3.
Tutte le strade portano a te
Draco
si svegliò con un dolore pulsante alla testa. Quando, lentamente e con cautela,
aprì gli occhi, fu colto da un attacco di panico improvviso e divorante nel
rendersi conto che non riusciva a vedere assolutamente nulla. Un rantolo di
terrore puro gli risalì per la gola, prima di rendersi conto che era solo il
buio fittissimo del luogo a dargli quell’impressione. Pian piano si abituò
all’oscurità e cominciò a distinguere qualcosa: il profilo di una brocca, lo
scheletro di un tavolo, una corda di luce a diversi metri da lui – la sua via
di fuga, l’uscio della tenda in cui si trovava.
Si
mosse piano, con gesti lenti e posati, un mugolio a sfuggirgli dalle labbra
ogni volta che un’inspirazione più intensa o un movimento meno delicato
facevano scricchiolare le costole nel punto in cui la Weasley
l’aveva picchiato, senza alcun riguardo per le sue povere, vecchie ossa. Si
rese conto di avere le mani legate dietro la schiena solo quando il bisogno di
tastarsi il torace per assicurarsi che fosse ancora integro si fece impellente.

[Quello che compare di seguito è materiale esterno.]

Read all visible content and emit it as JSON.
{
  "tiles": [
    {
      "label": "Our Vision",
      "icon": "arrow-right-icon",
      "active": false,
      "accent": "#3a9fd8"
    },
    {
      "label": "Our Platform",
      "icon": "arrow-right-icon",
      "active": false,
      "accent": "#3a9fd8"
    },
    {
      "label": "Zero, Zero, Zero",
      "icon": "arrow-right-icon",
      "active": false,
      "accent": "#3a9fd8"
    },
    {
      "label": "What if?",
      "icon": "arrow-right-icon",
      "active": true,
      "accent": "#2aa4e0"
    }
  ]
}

Solo allora imprecò a denti stretti, muovendosi nella speranza che le corde si
allentassero.
«
Poche storie, Malfoy » ghignò una voce nel buio. Gli
occhi di Draco, due punte di spillo lucenti
nell’oscurità, saettarono intorno alla stanza nel tentativo di individuare il
proprietario della voce. La sagoma allampanata di uno dei gemelli sbucò da
dietro una tenda gialla che fungeva da divisorio.
«
Dove sono? » grugnì il biondo, scoccandogli un’occhiata minacciosa e feroce.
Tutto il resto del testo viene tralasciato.